Ich finde die Idee prinzipiell auch genial – das sind so Ideen, auf die ich selbst nie gekommen wäre, die aber doch so simpel und naheliegend sind, dass man sich wundert, dass sie sich nicht schon längst durchgesetzt haben. Ich denke, ein Grund dafür ist aber sicher auch, dass ein Fitness-Studio keine Spielhalle ist – wer in die Muckibude geht, dem geht es wohl eher weniger darum, Spaß beim Sport zu haben, sondern eher um persönlichen Ehrgeiz und darum, abnehmen zu wollen/müssen. In Spielhallen und Vergnügungsparks sehe ich wesentlich eher Potenzial für sowas, denn dort erreicht man Leute, die eher nicht ins Fitnessstudio gehen.

Rudi Ratlos
Rudi Ratlos
14. Juli, 2017 09:36

“In der Spielhalle will sich aber niemand körperlich anstrengen.”

Geh mal in eine japanische Spielhalle und schau dir ein beliebiges Tanz- oder Trommelspiel an – da strengen sich die Spieler mehr an als manch einer hier im Fitnessstudio 😉

Kai
Kai
16. Juli, 2017 12:14

Ich laufe ganz gerne mal mit dem hier: https://www.runtastic.com/de/storyrunning

Das ist ganz nett gemacht, lenkt ein bisschen ab und motiviert sogar.

Früher hier als Vizemeister bekannt

VirZOOM Arcade: https://www.virzoom.com/
Sport treiben, in VR Welten abtauchen. Ich fands mit der PSVR nicht so dolle, aber da muss wohl wirklich das Bike noch dazu um das ganze richtig zu erleben.

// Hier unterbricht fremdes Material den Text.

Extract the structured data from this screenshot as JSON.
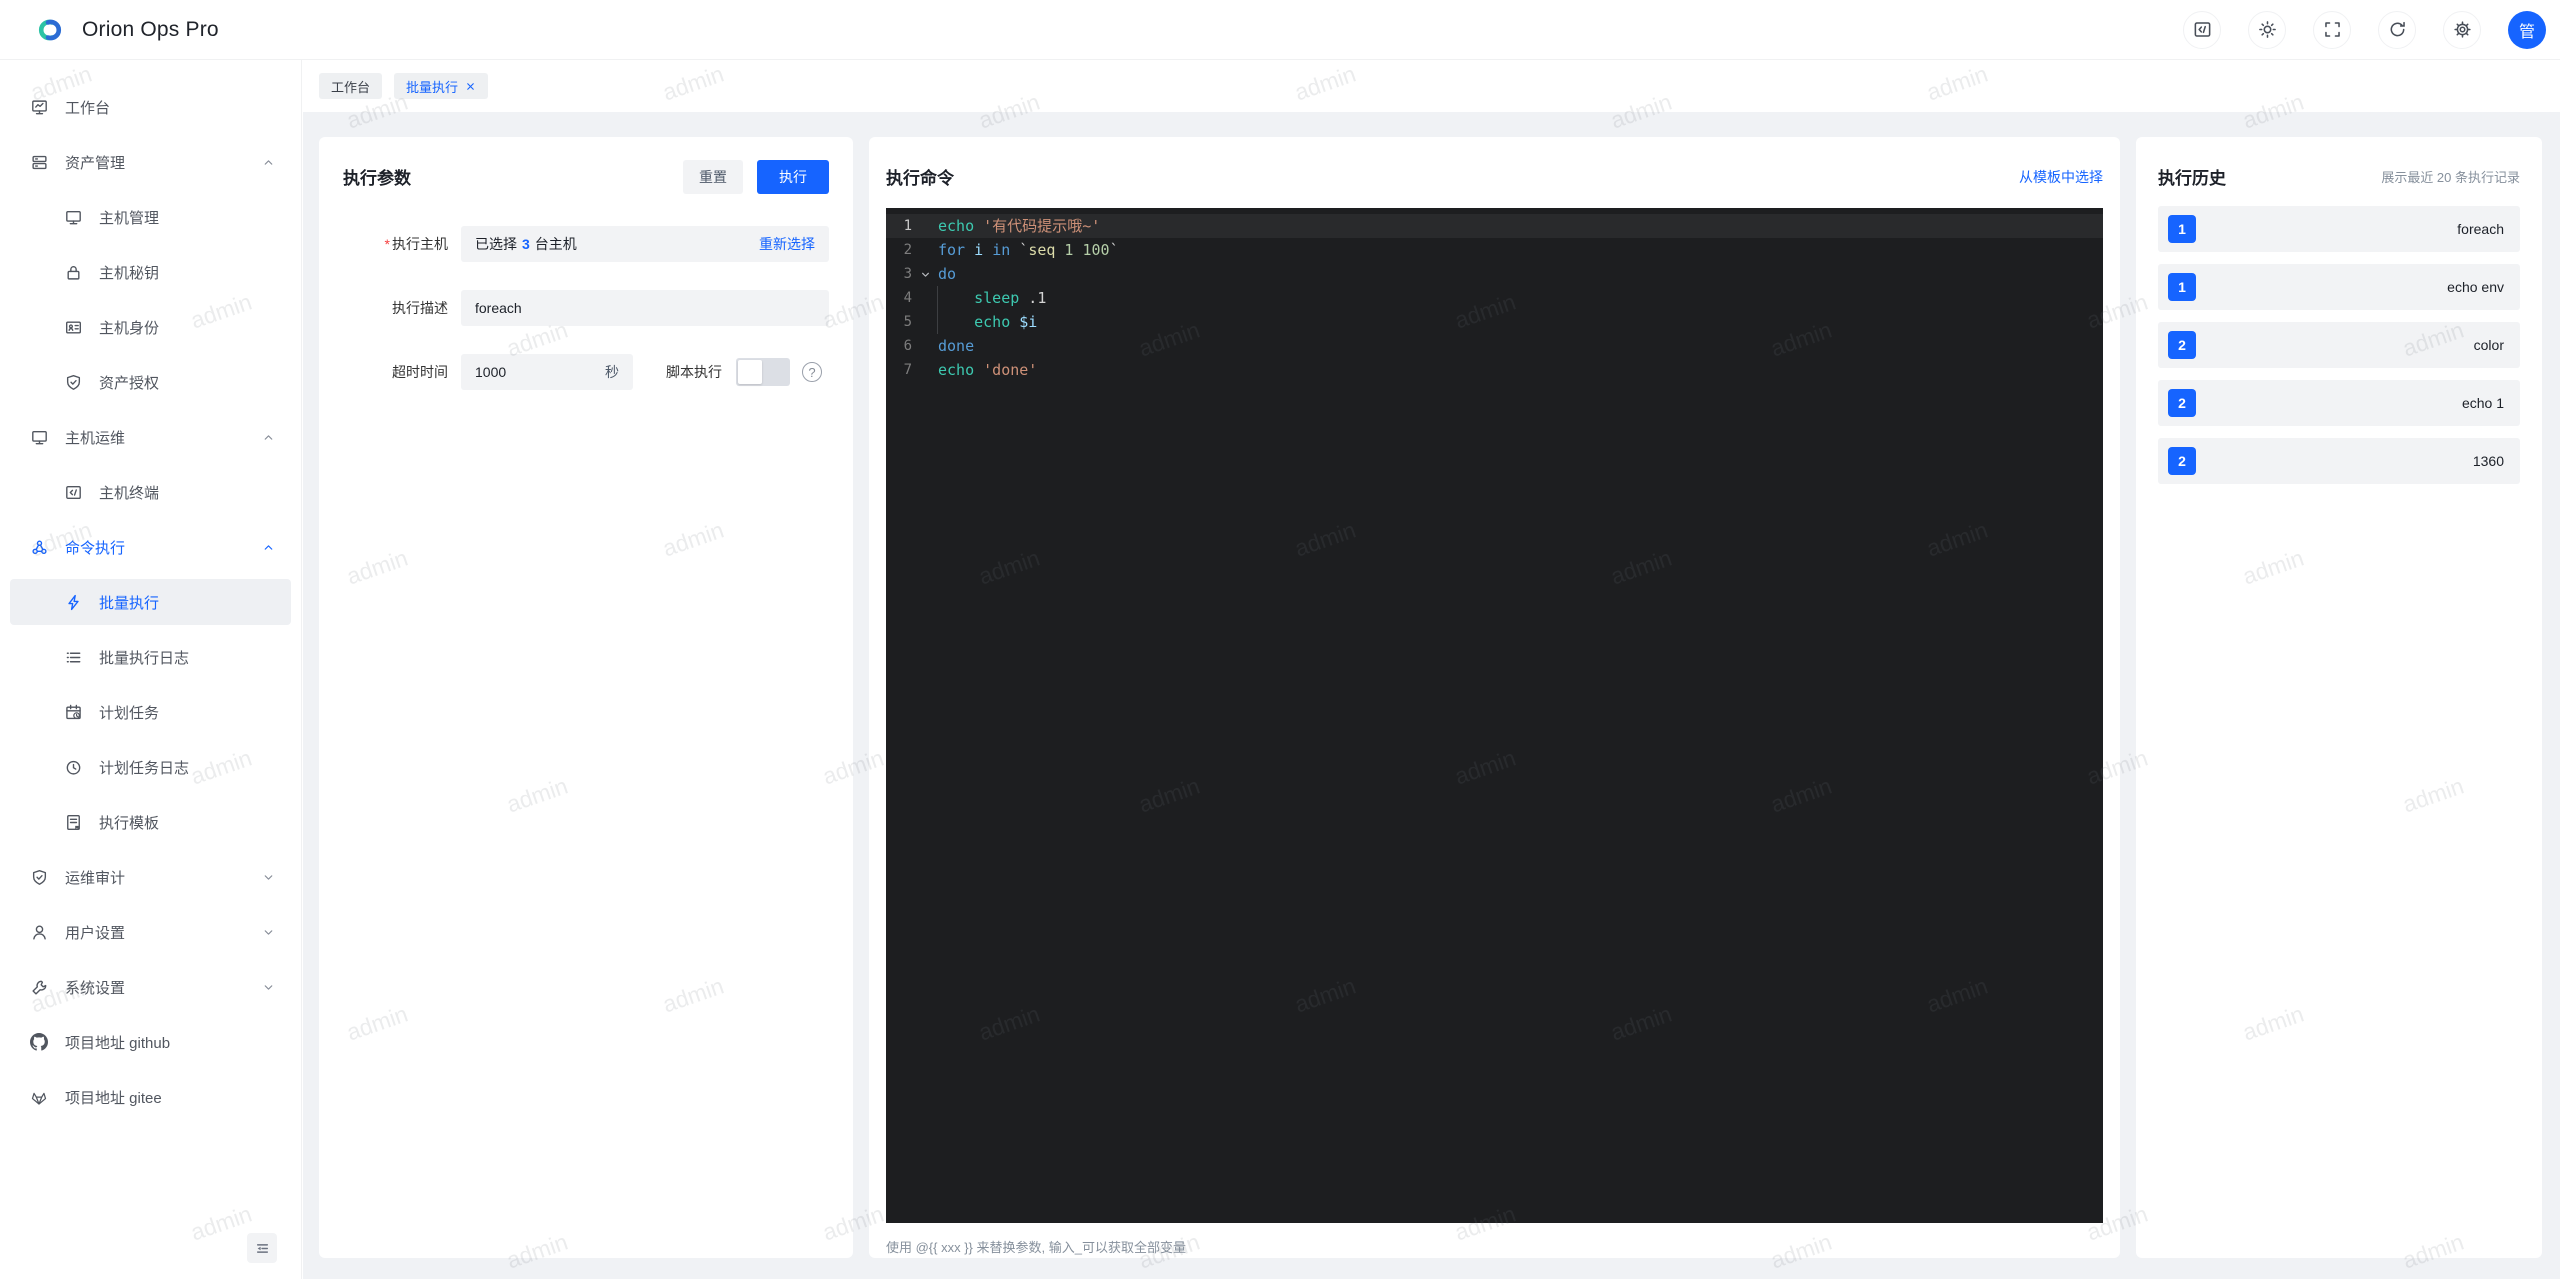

Dann war vor ein paar Jahren während ner Tour de France auch permanent eine Werbung auf Eurosport für einen Radelsimulator, weiß aber nicht mehr wie der hieß. Die Idee lebt also.

Andreas
25. Juli, 2017 11:39

Ich hatte auch schon mal mit Zwift geliebäugelt, auch wenn das natürlich nur was für den passionierten Radfahrer ist und “Menchen, die auf Laubänder starren” nicht wirklich hilft. Vorteil: Anschaffungskosten sind recht gering, als Bildschirm kann ein vorhandenes Tablet oder Fernseher eingesetzt werden. Und wer mag, kann sogar sein normales Rad für dieses Indoor-Training nutzen.

Spätestens zum Herbst hin muss ich mir das noch mal genauer anschauen.